At this point, I must assure those readers who are exasperated with me for having ruined the impact of the book by giving away its secrets, that this is, quite intriguingly, not the case. Having done some preliminary research, I approached the story fully aware that it was fiction, and, in fact, it is clearly identified as “a novel” on the front cover. Nevertheless, I found myself in a continuous state of confusion, as I progressed through the story, as to whether Thomas had, in fact, been a real person or not. Usually, a confused reader indicates problems with the writing, but the exact opposite is true here. The confusion does not arise from the details of the story, but from the battle erupting in one’s brain. Such is Karlinsky’s skill in inserting Thomas, Zelig-like, into the realities of the Darwin family history and times, that despite what my rational mind knew to be true, I often found myself succumbing to the sheer veracity of the tale. At times it felt that my subconscious, wherein resides all those other ways of knowing, and which was convinced of Thomas’ existence, was at war with my rationally conscious mind, and emerged for variable periods of time, entirely victorious. This lively tussle between what one knows to be true, and what one feels to be true, is part of the adventure of this book and contributes significantly to its fascination. No doubt aware of his book’s ability to disorder one’s sense of reality, Karlinsky goes to some trouble in his “Authors Notes and Acknowledgements” to debrief readers, reiterating that “The Evolution of Inanimate Objects: The Life and Collected Works of Thomas Darwin (1857-1879) is (emphatically!) a work of analogy and fiction.”

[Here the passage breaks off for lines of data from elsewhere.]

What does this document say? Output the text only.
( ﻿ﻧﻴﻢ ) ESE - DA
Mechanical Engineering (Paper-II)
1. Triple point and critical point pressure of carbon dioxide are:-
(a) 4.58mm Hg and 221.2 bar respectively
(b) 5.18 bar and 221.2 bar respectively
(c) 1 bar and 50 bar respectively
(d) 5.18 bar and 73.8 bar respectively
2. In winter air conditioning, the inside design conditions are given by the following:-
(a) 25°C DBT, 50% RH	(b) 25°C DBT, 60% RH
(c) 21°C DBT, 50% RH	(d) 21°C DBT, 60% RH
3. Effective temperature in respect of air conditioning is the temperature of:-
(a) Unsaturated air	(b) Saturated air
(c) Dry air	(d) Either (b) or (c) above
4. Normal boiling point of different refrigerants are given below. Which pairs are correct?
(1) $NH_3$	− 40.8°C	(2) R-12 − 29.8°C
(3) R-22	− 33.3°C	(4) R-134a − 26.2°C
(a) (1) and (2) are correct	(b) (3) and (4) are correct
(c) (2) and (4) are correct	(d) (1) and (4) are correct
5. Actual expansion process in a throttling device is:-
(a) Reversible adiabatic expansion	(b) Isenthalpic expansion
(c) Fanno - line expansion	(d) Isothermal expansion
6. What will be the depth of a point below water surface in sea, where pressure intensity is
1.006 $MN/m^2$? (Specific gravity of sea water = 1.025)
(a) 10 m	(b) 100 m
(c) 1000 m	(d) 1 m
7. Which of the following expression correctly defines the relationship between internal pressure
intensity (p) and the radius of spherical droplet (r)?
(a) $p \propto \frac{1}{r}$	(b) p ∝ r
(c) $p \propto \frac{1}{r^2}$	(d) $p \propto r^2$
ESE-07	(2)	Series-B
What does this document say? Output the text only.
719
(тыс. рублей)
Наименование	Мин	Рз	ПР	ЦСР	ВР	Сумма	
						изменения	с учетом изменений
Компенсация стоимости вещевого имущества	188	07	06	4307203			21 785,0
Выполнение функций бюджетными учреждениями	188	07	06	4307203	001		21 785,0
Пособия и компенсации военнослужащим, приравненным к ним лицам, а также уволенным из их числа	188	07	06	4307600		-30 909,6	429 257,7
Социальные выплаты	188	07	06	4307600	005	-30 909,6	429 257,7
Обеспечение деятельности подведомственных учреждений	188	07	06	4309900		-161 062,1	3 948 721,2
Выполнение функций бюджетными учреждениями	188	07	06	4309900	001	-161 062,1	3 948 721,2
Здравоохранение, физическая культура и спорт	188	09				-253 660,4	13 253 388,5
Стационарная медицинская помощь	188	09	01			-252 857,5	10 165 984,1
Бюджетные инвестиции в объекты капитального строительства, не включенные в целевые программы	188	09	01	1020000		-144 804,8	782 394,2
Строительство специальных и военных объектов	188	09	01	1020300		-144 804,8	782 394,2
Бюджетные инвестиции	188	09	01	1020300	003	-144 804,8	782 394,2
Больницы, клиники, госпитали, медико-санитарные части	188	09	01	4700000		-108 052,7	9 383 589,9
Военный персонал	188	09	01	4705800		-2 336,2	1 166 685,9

The experience of reading this book also comments, tangentially, on the dangers of our misinformation-saturated internet existences. I, for one, am quite certain that, ten or twenty years from now, long after I can no longer trace its source, I shall be quite convinced that Charles Darwin did have an 11th son, who suffered from delusions regarding the reproductive abilities of household implements, and who died in a London, Ontario asylum. If misinformation that transparently admits to being misinformation can be this powerful, what of all the other, less conscientious misinformation that I am, no doubt, absorbing daily, and which must inevitably interfere with my future ability to know what I know? In fact, what past fictions are warping my understanding of reality at this very moment?

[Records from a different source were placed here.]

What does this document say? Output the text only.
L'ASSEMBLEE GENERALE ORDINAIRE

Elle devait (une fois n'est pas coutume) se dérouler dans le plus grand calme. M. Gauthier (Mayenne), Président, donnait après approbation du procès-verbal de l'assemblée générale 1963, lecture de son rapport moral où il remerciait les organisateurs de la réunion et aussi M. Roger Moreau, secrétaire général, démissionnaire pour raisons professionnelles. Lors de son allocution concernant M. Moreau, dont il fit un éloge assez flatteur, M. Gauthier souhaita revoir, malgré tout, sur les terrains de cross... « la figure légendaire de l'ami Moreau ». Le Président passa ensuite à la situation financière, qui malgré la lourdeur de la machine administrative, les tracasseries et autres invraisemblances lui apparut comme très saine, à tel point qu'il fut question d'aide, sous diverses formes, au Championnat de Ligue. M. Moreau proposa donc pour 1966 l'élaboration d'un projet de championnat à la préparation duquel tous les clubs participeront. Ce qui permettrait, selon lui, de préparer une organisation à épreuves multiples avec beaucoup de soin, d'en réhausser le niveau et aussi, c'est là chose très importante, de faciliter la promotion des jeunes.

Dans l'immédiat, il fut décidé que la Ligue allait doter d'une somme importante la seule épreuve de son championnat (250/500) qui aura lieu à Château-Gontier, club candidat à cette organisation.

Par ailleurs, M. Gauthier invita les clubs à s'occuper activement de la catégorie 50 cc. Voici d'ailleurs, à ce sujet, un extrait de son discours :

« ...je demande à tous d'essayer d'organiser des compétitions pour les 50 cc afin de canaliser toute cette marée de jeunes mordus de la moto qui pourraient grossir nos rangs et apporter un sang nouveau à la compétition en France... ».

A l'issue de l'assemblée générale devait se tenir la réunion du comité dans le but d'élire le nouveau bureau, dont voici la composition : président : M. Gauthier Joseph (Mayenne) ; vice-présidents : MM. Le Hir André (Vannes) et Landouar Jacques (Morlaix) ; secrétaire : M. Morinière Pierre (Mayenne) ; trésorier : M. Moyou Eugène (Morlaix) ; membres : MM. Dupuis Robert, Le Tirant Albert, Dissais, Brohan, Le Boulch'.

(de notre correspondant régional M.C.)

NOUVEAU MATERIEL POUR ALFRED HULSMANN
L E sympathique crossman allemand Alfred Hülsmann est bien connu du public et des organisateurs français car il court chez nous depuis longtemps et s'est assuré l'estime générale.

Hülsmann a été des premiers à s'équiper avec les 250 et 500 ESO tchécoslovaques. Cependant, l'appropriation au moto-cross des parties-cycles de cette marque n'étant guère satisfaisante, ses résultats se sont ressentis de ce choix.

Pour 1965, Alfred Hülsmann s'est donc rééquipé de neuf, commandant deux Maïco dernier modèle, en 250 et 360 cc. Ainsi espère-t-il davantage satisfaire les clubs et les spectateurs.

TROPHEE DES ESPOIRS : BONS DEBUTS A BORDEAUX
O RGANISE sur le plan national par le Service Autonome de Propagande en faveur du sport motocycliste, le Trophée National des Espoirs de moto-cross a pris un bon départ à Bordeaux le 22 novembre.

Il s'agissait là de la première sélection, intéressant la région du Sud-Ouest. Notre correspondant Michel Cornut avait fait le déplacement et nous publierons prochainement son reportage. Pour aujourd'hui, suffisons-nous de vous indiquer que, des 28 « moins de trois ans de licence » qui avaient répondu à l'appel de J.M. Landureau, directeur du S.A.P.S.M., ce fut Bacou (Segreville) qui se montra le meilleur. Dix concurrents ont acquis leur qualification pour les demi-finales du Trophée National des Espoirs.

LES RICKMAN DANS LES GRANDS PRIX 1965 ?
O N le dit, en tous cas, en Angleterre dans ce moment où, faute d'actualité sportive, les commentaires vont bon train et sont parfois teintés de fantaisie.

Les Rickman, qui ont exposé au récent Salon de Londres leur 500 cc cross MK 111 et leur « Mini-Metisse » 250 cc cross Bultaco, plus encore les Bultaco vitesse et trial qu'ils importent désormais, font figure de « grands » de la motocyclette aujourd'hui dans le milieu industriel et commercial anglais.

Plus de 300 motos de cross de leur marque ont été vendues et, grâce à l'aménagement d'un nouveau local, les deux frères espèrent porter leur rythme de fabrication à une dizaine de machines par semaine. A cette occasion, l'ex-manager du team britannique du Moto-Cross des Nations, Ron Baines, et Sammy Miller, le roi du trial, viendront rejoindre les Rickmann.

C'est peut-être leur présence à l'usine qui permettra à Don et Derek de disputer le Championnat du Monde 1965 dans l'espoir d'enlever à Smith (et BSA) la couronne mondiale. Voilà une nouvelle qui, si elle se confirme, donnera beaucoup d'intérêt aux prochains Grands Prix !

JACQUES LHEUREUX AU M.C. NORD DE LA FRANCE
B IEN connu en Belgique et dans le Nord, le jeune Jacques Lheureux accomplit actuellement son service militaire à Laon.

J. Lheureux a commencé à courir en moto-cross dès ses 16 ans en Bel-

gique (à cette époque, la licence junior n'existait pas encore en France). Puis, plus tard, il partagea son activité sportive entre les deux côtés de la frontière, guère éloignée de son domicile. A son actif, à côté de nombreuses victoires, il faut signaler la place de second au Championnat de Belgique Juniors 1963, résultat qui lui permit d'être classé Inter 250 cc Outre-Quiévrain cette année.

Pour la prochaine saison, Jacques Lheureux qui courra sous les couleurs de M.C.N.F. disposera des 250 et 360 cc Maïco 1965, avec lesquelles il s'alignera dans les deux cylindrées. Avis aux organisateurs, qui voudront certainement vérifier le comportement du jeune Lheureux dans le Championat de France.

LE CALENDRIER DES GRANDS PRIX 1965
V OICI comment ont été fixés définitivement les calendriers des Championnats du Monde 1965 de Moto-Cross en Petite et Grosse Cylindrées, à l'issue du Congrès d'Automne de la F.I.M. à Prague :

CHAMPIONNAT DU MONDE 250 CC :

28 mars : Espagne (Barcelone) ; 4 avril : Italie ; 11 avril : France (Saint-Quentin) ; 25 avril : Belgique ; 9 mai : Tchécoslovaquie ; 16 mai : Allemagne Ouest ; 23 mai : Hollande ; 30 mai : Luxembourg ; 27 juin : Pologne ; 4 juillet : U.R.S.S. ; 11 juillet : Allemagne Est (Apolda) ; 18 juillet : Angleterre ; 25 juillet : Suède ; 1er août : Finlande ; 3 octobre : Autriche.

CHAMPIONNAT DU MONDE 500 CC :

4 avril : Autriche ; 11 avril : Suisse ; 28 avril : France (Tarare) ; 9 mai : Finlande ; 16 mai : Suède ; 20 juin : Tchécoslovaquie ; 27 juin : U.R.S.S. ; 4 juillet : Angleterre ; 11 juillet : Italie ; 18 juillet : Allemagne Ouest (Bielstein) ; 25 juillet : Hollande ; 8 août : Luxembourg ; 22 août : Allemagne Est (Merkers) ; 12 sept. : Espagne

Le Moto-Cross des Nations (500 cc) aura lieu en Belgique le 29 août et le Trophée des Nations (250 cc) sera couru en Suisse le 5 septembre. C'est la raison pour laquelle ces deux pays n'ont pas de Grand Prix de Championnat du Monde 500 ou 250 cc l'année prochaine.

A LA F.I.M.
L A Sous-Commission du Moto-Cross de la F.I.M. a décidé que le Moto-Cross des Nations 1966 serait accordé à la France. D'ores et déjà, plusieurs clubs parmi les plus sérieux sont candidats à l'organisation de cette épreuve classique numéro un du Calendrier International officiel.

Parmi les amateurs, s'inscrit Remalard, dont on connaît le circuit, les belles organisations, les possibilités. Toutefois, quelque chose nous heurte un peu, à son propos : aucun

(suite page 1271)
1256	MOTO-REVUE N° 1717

The old adage warns us not to judge a book by its cover. In the case of The Evolution of Inanimate Objects, I would extend the advice and recommend that you not even judge this book by its content – not, that is, until you have become fully engaged with the content. Not quite historical fiction (in which, it seems to me, the fact and the fiction are far easier to separate) nor creative non-fiction, The Evolution of Inanimate Objects is a genre-stretching work and reading it is a new sort of experience. The pseudo-biography is really only a skeleton on which is hung the by far greater experience of the intricate interplay between the readers’ own conscious understanding that Thomas never existed and a more subliminal, created sense that, indeed, he did. Be prepared for some mind bending!